Raoul's First Rule of Journalism == Bias = layoffs and in many cases closures (100 newspapers close down last year)

Liberals are not for the most part a newspapers customers or their source of ads.

Conservatives don't have time to sift through your opinion of the news... just the basics Who What Where How... your opinions are not wanted or needed... and bloviating is a no no

Face it... newspapers have become like the know-it-all at a party who doesn't get invited back.

And, dump the infotainment sections too... celebrities are idiots...

Anonymous said... @ 2/03/2009 6:49 AM

The extreme left wing bias of the media has caused its demise. America is basically a center right country, not a far left socialist state (at least not quite yet).
Look in the mirror. Read your Constitution and your history. Socialism is a failed philosophy. The slobbering support of a candidate and failure to investigate his flaws because of the color of his skin is reprehensible. You all are finished. I seriously doubt if the so-called main stream media will ever regain its credibility. I say Good Riddance to bad rubbish!

Anonymous said... @ 2/03/2009 8:43 AM

Newspapers will continue a slow death due to their reliance on a small handful of news source such as the AP and Reuters. Ideology is also a huge problem. Even my liberal friends who supported Hillary finally understand what a biased unfair press can do. Just today AP is reporting the Obama FEMA is getting high grades for ice storm where 50 people have died. Imagine if George Bush was hosting a SuperBowl Party in the 75 degree White House while Americans froze to death?

ahoving said... @ 2/03/2009 9:09 AM

newspapers could start publishing online tomorrow, and there are plenty of ways to monetize the content -- even without Google. here's one: www.brandclik.com

Anonymous said... @ 2/03/2009 9:46 AM

Look, I feel for a lot of the people that work for newspapers, but c'mon guys, this is a self-inflicted wound. If newspapers had told the truth for the past two decades, people might believe in a project like this. But the simple fact is that many newspapers are so deep in their liberal bias that they don't deserve to survive. I know one conservative editor at a well known paper who, for the past 6 years, isn't acknowledge in the hallway just because of his political and religious beliefs. That kind of attitude runs all over the pages of your papers.

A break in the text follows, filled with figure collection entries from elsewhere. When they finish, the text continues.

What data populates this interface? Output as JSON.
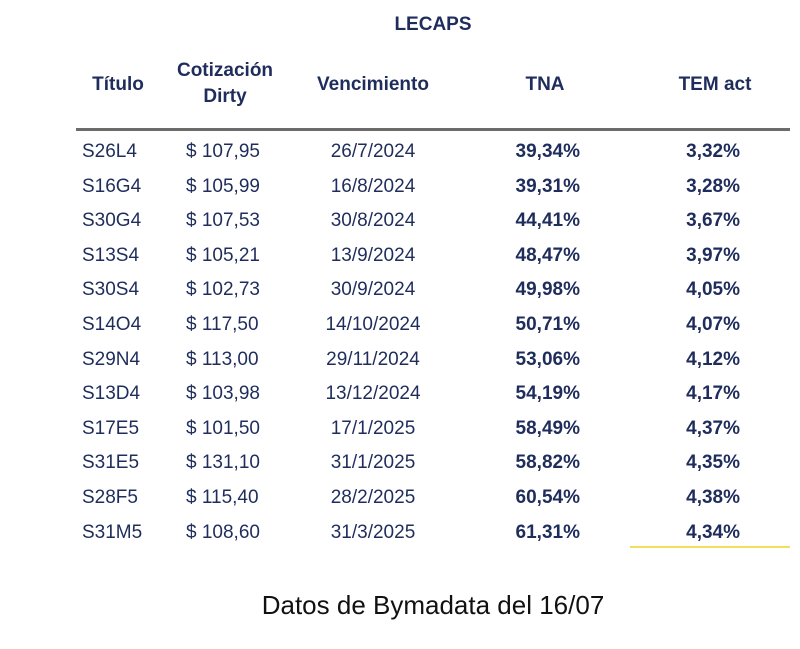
{
  "title": "LECAPS",
  "headers": {
    "titulo": "Título",
    "cotizacion_line1": "Cotización",
    "cotizacion_line2": "Dirty",
    "vencimiento": "Vencimiento",
    "tna": "TNA",
    "tem": "TEM act"
  },
  "rows": [
    {
      "titulo": "S26L4",
      "precio": "$ 107,95",
      "vencimiento": "26/7/2024",
      "tna": "39,34%",
      "tem": "3,32%"
    },
    {
      "titulo": "S16G4",
      "precio": "$ 105,99",
      "vencimiento": "16/8/2024",
      "tna": "39,31%",
      "tem": "3,28%"
    },
    {
      "titulo": "S30G4",
      "precio": "$ 107,53",
      "vencimiento": "30/8/2024",
      "tna": "44,41%",
      "tem": "3,67%"
    },
    {
      "titulo": "S13S4",
      "precio": "$ 105,21",
      "vencimiento": "13/9/2024",
      "tna": "48,47%",
      "tem": "3,97%"
    },
    {
      "titulo": "S30S4",
      "precio": "$ 102,73",
      "vencimiento": "30/9/2024",
      "tna": "49,98%",
      "tem": "4,05%"
    },
    {
      "titulo": "S14O4",
      "precio": "$ 117,50",
      "vencimiento": "14/10/2024",
      "tna": "50,71%",
      "tem": "4,07%"
    },
    {
      "titulo": "S29N4",
      "precio": "$ 113,00",
      "vencimiento": "29/11/2024",
      "tna": "53,06%",
      "tem": "4,12%"
    },
    {
      "titulo": "S13D4",
      "precio": "$ 103,98",
      "vencimiento": "13/12/2024",
      "tna": "54,19%",
      "tem": "4,17%"
    },
    {
      "titulo": "S17E5",
      "precio": "$ 101,50",
      "vencimiento": "17/1/2025",
      "tna": "58,49%",
      "tem": "4,37%"
    },
    {
      "titulo": "S31E5",
      "precio": "$ 131,10",
      "vencimiento": "31/1/2025",
      "tna": "58,82%",
      "tem": "4,35%"
    },
    {
      "titulo": "S28F5",
      "precio": "$ 115,40",
      "vencimiento": "28/2/2025",
      "tna": "60,54%",
      "tem": "4,38%"
    },
    {
      "titulo": "S31M5",
      "precio": "$ 108,60",
      "vencimiento": "31/3/2025",
      "tna": "61,31%",
      "tem": "4,34%"
    }
  ],
  "footer": "Datos de Bymadata del 16/07",
  "colors": {
    "text": "#1f2d5c",
    "rule": "#6b6b6b",
    "highlight": "#f2e05a"
  }
}
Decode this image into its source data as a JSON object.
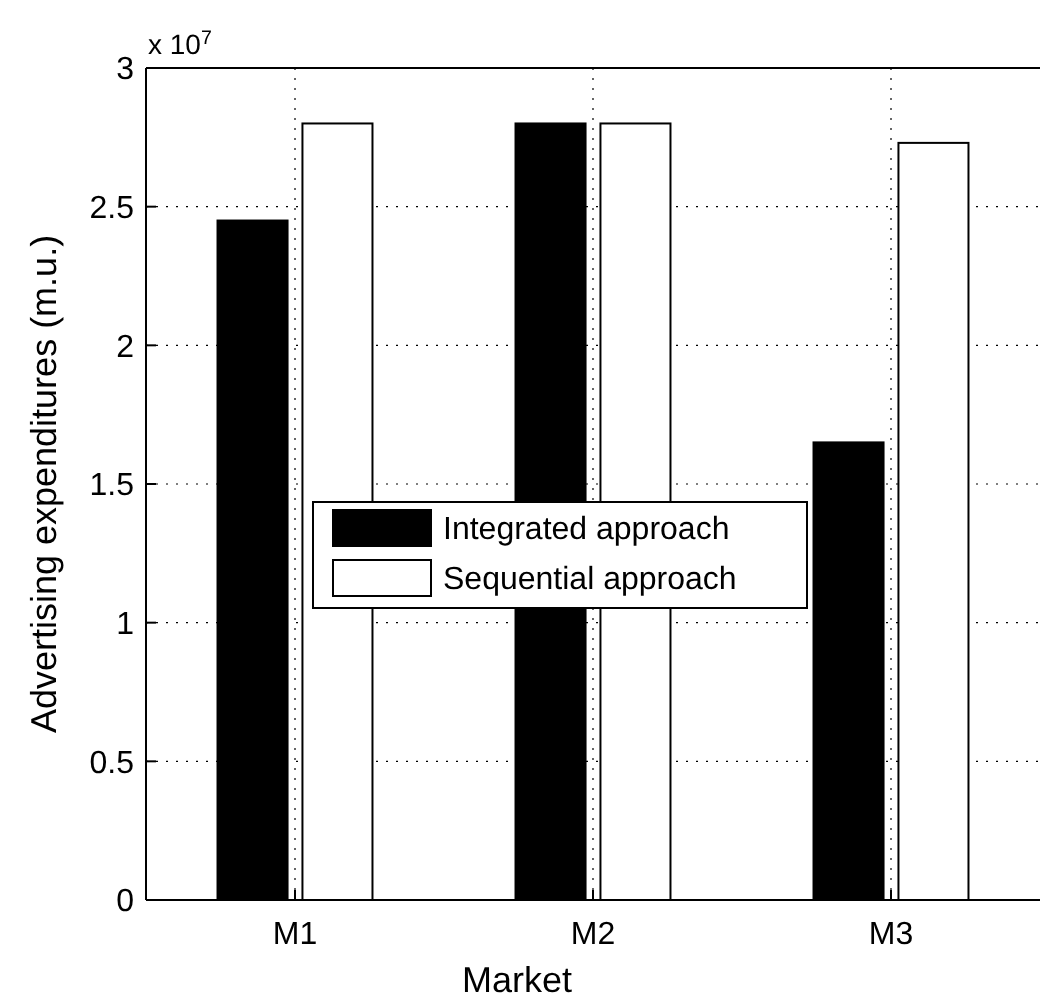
{
  "chart_data": {
    "type": "bar",
    "xlabel": "Market",
    "ylabel": "Advertising expenditures (m.u.)",
    "annotations": [
      "x 10$^{7}$"
    ],
    "categories": [
      "M1",
      "M2",
      "M3"
    ],
    "series": [
      {
        "name": "Integrated approach",
        "color": "#000000",
        "values": [
          2.45,
          2.8,
          1.65
        ]
      },
      {
        "name": "Sequential approach",
        "color": "#ffffff",
        "values": [
          2.8,
          2.8,
          2.73
        ]
      }
    ],
    "ylim": [
      0,
      3
    ],
    "yticks": [
      0,
      0.5,
      1,
      1.5,
      2,
      2.5,
      3
    ],
    "grid": true,
    "legend": "center"
  }
}
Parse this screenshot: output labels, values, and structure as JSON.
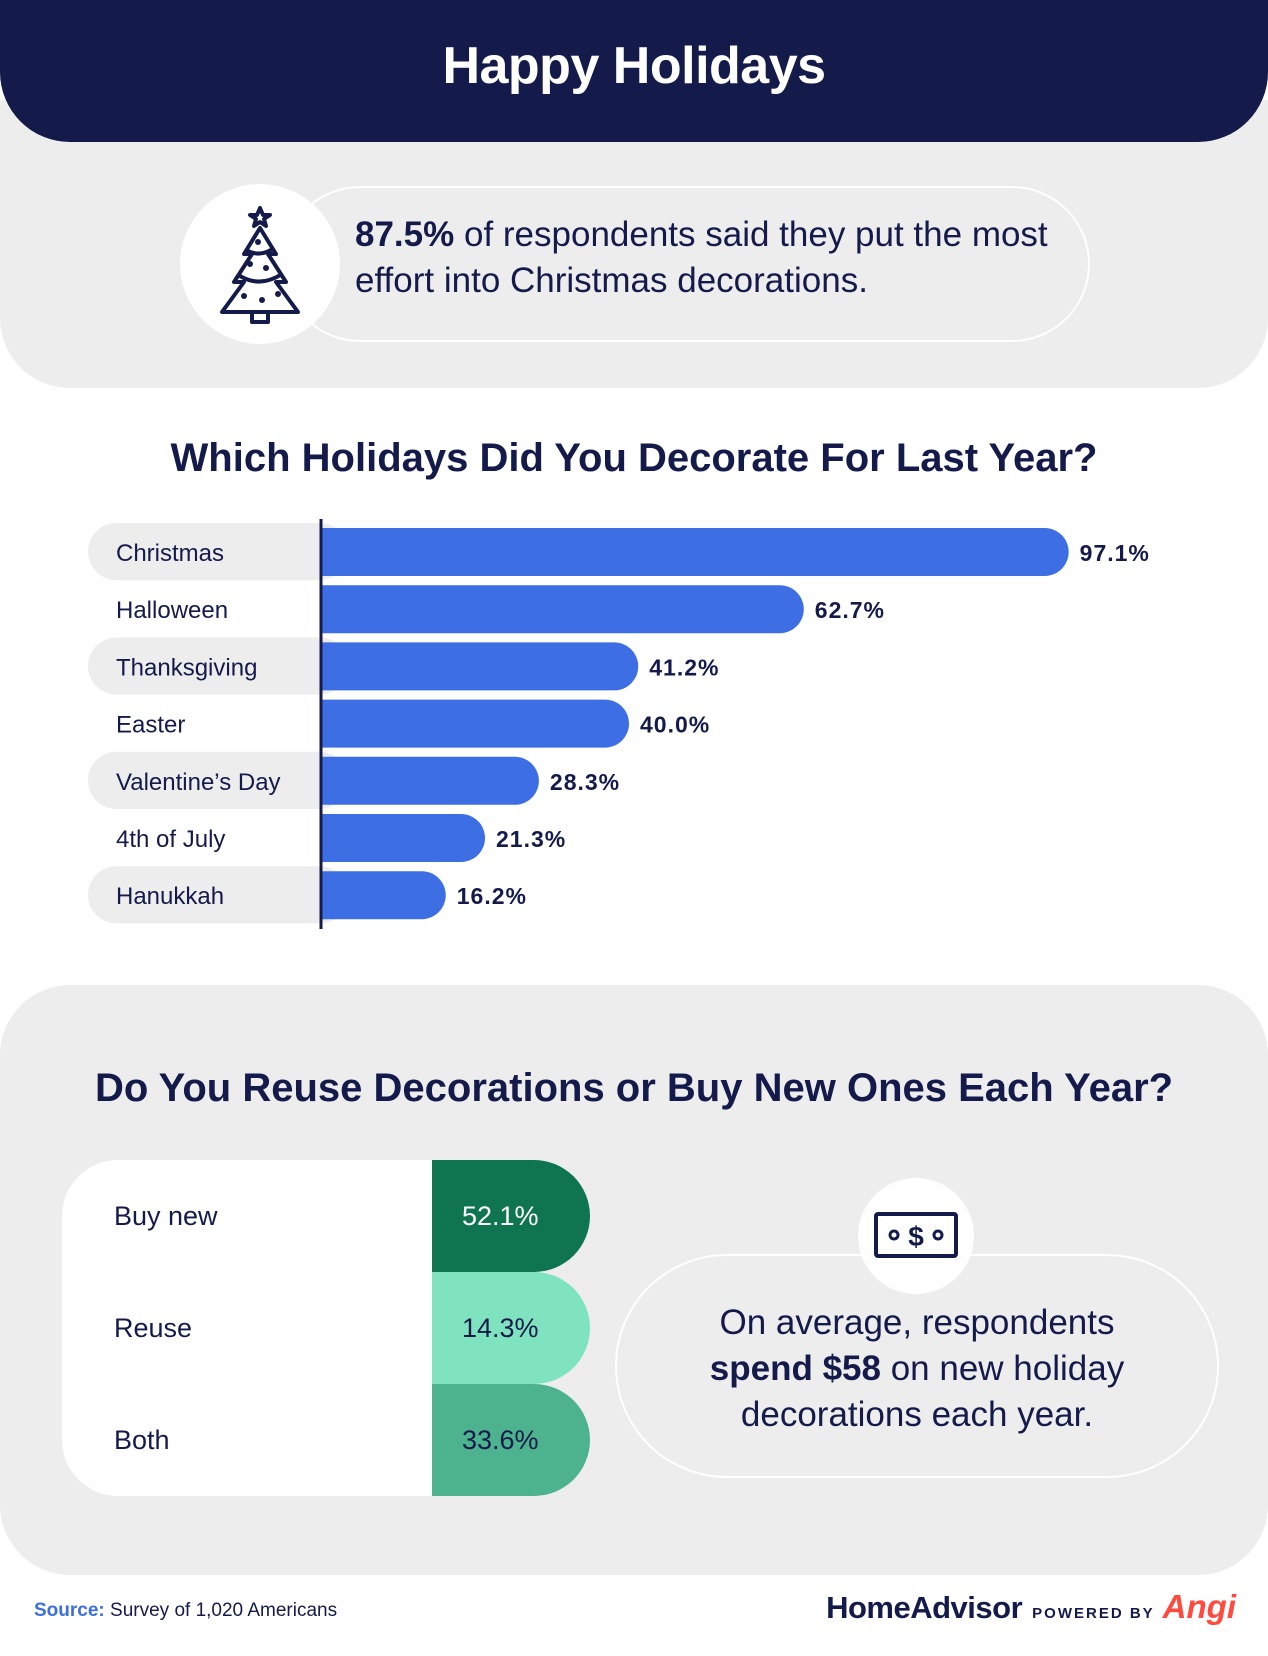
{
  "header": {
    "title": "Happy Holidays"
  },
  "callout": {
    "stat": "87.5%",
    "text": " of respondents said they put the most effort into Christmas decorations."
  },
  "icons": {
    "tree": "christmas-tree-icon",
    "money": "dollar-bill-icon"
  },
  "colors": {
    "navy": "#141a4a",
    "bar_blue": "#3d6ee4",
    "panel_gray": "#ededed",
    "buy_new": "#0f7450",
    "reuse": "#80e3c0",
    "both": "#4db38f",
    "angi_red": "#ff4a3f",
    "source_blue": "#3a6fe0"
  },
  "chart_data": {
    "type": "bar",
    "orientation": "horizontal",
    "title": "Which Holidays Did You Decorate For Last Year?",
    "categories": [
      "Christmas",
      "Halloween",
      "Thanksgiving",
      "Easter",
      "Valentine’s Day",
      "4th of July",
      "Hanukkah"
    ],
    "values": [
      97.1,
      62.7,
      41.2,
      40.0,
      28.3,
      21.3,
      16.2
    ],
    "value_labels": [
      "97.1%",
      "62.7%",
      "41.2%",
      "40.0%",
      "28.3%",
      "21.3%",
      "16.2%"
    ],
    "xlim": [
      0,
      100
    ],
    "grid": false,
    "legend": "none"
  },
  "reuse": {
    "title": "Do You Reuse Decorations or Buy New Ones Each Year?",
    "options": [
      {
        "label": "Buy new",
        "value": "52.1%"
      },
      {
        "label": "Reuse",
        "value": "14.3%"
      },
      {
        "label": "Both",
        "value": "33.6%"
      }
    ]
  },
  "spend": {
    "pre": "On average, respondents",
    "bold": "spend $58",
    "post": " on new holiday decorations each year."
  },
  "footer": {
    "source_label": "Source:",
    "source_text": " Survey of 1,020 Americans",
    "brand_name": "HomeAdvisor",
    "powered": "POWERED BY",
    "angi": "Angi"
  }
}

You are suffering the exact fate you deserve.

Anonymous said... @ 2/03/2009 10:03 AM

Many of these responses illustrate one very important reason we need a free press with professional journalists. Blogs and reader comments can quickly evolve into the equivalent of a food fight with little, or no, intellectual value. If newspapers die, where will the actual news come from? It won't come from TV and it certainly won't be user-generated.

Anonymous said... @ 2/04/2009 9:42 AM

Reporters fight a battle with editors who give in to the thinking that readers have only a 20 second attention span per story. "Only write 12 inches of copy. Readers don't read any farther ... write tighter, shorter and more stories." Editors need to give readers credit for wanting to be informed and educated. How much information can a reporter provide in only 12 inches?

Anonymous said... @ 2/04/2009 9:21 PM

Commenters have hit it on the head ... not bias but lack of effort. That's what's killing newspapers: Hardworking journalists undercut by the staffing decisions of a debt-laden management structure that insists on its 30% profit margins and cushy no-work jobs for execs.

Anonymous said... @ 2/05/2009 11:24 AM

I can remember when the NYT informed the world that "Castro is not a Communist" and thus assisted his rebellion in Cuba.